Dáil Éireann Debate, Tuesday - 27 March 2018

Tuesday, 27 March 2018

Ceisteanna (203, 209)

Bernard Durkan

Ceist:

203. Deputy Bernard J. Durkan asked the Minister for Finance the degree to which he expects the economy to grow in the context of this and subsequent years, notwithstanding the potential threat of Brexit or other external factors; and if he will make a statement on the matter. [14234/18]

Amharc ar fhreagra

Bernard Durkan

Ceist:

209. Deputy Bernard J. Durkan asked the Minister for Finance the extent to which he expects his economic projections to remain on target throughout the course of 2018; if particular issues have emerged or are likely to emerge in this regard; and if he will make a statement on the matter. [14240/18]

Amharc ar fhreagra

Freagraí scríofa

I propose to take Questions Nos. 203 and 209 together.

Recent economic indicators have generally been positive, indicating that the recovery is continuing in a sustainable manner.  

Modified domestic demand, which adjusts for distortions in the Irish economy, is up 4.0 per cent in 2017. Growth is broad based with net exports also contributing positively to growth last year.

The strength of domestic demand is being felt in the labour market. Employment growth remains strong with an annual rate of 2.9 per cent recorded in 2017, representing the creation of over 61,000 additional jobs.

Data published in the first quarter of this year indicate that:

- Expansion in the manufacturing and services sectors continued in February with the Purchasing Managers’ Index for the sectors recording their fifty seventh and sixty seventh successive month of expansion, respectively.

- The Consumer Sentiment Index was 105.2 in February, well above its long run average.

- The seasonally adjusted monthly unemployment rate for February was 6.1 per cent, down from 7.2 per cent in February 2017.  As a result, the unemployment rate has fallen by almost two thirds since its peak of 16 per cent in early-2012.

As part of Budget 2018, my Department forecast real GDP growth of 3.5 per cent this year. The labour market should benefit from this, with employment growth of 2.3 per cent (48,000 jobs) expected this year. Strong employment growth is set to further reduce the unemployment rate, to around 5 ½ per cent by the end of this year.
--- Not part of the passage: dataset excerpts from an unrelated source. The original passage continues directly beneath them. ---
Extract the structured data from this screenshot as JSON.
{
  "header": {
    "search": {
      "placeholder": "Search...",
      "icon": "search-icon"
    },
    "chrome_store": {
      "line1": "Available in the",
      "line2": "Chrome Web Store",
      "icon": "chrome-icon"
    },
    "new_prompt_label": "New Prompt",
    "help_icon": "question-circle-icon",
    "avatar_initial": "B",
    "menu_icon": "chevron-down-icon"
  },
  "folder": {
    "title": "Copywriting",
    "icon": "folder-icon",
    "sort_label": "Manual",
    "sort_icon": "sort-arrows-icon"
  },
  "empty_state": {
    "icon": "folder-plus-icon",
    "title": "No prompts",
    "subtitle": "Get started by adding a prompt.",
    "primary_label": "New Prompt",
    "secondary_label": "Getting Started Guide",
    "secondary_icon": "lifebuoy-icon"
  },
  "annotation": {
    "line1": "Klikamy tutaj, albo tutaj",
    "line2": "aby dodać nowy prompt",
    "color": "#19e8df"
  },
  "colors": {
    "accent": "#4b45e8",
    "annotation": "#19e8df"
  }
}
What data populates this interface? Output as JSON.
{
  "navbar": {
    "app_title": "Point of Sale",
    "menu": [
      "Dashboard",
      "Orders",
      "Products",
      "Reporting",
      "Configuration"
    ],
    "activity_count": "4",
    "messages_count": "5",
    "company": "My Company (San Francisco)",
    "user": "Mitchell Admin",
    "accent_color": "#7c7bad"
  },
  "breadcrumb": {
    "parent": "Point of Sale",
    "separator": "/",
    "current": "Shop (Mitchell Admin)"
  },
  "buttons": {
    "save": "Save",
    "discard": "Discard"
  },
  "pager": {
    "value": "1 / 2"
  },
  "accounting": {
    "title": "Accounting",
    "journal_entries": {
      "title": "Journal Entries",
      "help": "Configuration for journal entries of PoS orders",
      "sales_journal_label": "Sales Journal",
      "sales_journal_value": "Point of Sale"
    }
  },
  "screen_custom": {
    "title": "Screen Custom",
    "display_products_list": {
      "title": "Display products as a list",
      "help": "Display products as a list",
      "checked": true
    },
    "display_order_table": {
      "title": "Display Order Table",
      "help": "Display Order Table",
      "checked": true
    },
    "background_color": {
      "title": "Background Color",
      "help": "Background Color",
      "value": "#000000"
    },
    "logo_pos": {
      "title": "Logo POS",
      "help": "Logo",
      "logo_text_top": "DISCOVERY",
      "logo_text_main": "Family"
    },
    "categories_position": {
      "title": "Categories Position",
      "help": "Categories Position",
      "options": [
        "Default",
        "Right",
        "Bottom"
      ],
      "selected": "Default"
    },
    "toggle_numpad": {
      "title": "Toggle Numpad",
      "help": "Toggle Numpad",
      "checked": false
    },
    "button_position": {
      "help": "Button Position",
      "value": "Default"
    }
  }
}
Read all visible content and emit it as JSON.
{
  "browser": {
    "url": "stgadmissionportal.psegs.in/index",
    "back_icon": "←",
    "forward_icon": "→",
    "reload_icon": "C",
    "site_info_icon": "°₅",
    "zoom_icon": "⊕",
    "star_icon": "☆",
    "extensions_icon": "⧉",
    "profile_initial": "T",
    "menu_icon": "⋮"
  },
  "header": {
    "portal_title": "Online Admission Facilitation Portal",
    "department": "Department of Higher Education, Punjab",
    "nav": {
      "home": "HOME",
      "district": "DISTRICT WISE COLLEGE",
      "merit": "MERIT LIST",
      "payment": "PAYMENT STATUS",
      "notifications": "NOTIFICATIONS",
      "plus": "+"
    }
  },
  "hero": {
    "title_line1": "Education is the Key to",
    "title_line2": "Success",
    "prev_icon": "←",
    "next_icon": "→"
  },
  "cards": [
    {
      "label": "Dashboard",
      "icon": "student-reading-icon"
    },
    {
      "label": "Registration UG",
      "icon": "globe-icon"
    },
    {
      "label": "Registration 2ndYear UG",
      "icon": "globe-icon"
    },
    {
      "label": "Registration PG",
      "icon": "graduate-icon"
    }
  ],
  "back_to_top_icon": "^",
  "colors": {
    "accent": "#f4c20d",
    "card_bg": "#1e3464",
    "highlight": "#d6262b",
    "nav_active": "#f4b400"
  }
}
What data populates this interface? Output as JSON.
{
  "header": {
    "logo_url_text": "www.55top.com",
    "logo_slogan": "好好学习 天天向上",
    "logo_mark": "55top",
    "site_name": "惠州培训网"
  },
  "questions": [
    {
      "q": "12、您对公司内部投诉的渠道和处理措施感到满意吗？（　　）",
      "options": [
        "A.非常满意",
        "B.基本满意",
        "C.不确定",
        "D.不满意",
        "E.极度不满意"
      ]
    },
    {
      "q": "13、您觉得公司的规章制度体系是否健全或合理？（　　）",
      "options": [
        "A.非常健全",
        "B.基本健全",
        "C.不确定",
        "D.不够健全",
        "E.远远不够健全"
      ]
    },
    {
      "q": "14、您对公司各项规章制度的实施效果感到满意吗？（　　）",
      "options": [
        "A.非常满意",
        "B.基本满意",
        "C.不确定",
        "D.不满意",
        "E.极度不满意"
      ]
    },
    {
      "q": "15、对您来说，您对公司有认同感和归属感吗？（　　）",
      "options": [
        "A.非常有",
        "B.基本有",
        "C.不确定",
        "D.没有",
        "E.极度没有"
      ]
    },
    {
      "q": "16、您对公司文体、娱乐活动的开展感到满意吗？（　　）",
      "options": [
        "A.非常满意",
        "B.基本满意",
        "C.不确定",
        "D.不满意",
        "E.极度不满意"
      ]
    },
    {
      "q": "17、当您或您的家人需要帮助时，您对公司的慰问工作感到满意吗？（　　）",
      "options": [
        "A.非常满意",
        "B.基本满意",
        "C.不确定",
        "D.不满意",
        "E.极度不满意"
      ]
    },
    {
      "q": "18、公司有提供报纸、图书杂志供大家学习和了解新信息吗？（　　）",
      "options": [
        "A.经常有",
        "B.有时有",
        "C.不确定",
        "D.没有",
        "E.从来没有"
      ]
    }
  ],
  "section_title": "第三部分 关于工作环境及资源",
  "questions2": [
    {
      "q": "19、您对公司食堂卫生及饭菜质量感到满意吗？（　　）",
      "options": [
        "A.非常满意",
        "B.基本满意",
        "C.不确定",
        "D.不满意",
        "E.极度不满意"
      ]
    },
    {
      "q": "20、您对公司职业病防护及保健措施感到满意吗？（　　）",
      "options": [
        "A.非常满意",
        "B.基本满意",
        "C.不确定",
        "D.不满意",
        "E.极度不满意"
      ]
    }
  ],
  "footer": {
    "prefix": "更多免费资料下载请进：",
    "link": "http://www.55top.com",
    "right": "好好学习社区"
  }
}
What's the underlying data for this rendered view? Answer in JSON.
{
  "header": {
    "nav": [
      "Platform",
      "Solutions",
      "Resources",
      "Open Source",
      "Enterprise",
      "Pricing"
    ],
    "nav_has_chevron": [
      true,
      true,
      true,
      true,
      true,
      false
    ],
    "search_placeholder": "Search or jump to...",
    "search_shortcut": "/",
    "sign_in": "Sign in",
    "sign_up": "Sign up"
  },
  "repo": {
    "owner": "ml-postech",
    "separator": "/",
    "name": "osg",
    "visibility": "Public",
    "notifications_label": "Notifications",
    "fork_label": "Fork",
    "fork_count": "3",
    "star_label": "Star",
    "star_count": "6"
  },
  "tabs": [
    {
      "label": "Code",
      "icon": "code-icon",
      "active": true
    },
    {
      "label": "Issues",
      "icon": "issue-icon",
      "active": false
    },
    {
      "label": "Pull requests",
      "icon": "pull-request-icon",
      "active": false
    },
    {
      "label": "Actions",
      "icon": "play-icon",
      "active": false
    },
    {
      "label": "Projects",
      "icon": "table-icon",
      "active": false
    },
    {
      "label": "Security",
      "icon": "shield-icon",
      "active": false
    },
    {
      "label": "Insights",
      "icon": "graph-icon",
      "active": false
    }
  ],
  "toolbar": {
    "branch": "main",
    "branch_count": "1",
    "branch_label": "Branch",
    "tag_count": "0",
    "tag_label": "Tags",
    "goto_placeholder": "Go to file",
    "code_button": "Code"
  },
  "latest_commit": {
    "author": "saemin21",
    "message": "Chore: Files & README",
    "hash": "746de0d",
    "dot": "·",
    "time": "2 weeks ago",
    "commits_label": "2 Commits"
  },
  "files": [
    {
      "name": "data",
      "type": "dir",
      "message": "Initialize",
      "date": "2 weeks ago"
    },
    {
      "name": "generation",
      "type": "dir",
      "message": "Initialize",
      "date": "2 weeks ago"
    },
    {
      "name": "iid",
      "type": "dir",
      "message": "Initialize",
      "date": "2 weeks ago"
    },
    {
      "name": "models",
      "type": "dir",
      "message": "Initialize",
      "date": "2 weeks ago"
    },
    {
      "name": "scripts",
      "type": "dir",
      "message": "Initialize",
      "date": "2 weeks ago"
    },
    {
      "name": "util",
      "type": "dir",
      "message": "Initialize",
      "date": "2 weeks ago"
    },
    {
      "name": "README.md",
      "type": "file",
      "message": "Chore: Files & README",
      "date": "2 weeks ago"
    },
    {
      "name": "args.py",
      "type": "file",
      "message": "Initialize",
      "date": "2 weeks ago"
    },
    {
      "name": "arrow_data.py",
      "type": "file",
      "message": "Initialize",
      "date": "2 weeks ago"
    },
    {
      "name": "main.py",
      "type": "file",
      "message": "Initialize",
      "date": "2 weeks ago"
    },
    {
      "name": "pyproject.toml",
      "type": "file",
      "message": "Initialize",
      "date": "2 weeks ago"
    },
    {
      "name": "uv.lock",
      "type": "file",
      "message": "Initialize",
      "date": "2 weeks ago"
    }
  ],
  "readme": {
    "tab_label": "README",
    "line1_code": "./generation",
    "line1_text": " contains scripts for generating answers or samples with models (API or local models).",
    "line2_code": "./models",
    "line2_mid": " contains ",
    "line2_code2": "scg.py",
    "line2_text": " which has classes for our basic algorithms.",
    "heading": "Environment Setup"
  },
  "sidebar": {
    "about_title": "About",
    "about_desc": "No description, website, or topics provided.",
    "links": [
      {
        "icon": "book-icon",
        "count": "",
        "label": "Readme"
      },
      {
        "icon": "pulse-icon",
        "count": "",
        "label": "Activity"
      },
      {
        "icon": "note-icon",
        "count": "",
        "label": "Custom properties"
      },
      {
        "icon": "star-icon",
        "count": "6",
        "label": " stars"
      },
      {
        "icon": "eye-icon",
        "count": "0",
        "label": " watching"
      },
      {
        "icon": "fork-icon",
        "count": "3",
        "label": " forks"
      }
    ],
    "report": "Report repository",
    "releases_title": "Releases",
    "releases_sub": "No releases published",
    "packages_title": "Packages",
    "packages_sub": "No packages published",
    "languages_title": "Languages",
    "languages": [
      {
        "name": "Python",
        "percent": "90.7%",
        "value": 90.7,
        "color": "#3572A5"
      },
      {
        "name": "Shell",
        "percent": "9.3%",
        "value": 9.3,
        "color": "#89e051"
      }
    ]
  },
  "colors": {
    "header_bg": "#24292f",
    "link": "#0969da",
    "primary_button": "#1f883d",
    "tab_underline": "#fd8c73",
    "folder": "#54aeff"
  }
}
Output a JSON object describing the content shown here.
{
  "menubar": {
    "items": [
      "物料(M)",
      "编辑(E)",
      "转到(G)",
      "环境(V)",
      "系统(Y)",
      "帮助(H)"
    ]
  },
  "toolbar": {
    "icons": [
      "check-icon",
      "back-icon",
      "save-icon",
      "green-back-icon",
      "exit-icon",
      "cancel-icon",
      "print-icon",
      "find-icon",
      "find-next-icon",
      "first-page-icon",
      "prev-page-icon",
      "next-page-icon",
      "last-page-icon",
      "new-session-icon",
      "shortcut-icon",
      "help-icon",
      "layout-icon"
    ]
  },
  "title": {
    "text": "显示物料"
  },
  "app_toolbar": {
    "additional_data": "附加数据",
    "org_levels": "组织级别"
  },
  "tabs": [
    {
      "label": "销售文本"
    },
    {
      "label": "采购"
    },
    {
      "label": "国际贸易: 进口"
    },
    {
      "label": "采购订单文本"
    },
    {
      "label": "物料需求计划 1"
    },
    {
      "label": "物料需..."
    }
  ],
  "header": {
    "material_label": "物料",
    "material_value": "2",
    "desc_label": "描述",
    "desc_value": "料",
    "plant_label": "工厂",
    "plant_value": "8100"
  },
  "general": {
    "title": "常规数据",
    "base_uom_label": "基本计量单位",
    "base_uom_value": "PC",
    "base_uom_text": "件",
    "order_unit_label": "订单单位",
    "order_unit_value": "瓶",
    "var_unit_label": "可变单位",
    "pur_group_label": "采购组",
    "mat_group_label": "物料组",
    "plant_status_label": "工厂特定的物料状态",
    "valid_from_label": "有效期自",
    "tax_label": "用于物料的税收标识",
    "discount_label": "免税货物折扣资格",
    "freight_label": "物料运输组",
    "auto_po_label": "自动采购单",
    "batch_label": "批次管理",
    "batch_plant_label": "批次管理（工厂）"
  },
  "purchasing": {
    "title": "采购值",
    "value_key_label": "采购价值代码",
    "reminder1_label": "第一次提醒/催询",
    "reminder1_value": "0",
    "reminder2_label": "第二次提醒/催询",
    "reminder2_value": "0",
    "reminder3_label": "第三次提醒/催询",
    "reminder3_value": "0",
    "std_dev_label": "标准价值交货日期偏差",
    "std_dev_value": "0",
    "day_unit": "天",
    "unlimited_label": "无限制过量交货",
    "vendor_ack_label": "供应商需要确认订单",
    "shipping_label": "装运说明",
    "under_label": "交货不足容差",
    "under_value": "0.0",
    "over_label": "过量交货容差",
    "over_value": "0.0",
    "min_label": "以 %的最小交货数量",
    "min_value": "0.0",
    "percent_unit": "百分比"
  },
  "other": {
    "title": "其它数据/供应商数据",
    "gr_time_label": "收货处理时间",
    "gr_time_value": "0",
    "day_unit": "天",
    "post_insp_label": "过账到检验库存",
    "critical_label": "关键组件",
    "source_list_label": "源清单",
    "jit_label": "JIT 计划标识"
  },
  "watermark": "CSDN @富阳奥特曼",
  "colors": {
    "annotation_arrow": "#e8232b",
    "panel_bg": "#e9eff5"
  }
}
However, there are a number of risks at present including the UK’s decision to exit the EU. In addition, the sharp appreciation of the euro-sterling rate over the last two years is posing significant challenges, particularly for the traditional sector, the tourism sector and areas sensitive to cross-border trade.

My Department has incorporated the estimated impact of a “hard” Brexit into the macroeconomic forecasts published as part of Budget 2018. This shock is projected to reduce GDP growth by approximately ¾ of a percentage point on average per annum over the 2019-2021 period. These forecasts were endorsed by the Irish Fiscal Advisory Council (IFAC). The Department will publish updated forecasts as part of the April 2018 Stability Programme Update.

These projections were informed by Department of Finance – ESRI joint research which modelled the medium to long term impact of Brexit on Ireland. In particular, the forecasts were guided by the “WTO scenario”, whereby the UK and EU do not conclude a bilateral trade agreement and instead the UK exercises its rights under the Most Favored Nation (MFN) clause of the WTO.

The best way to mitigate risks such as Brexit is to improve the resilience of the economy. The Government will play its part by continuing to implement competitiveness oriented policies – including those that address emerging bottlenecks – and ensuring that the public finances continue to be managed in a prudent fashion.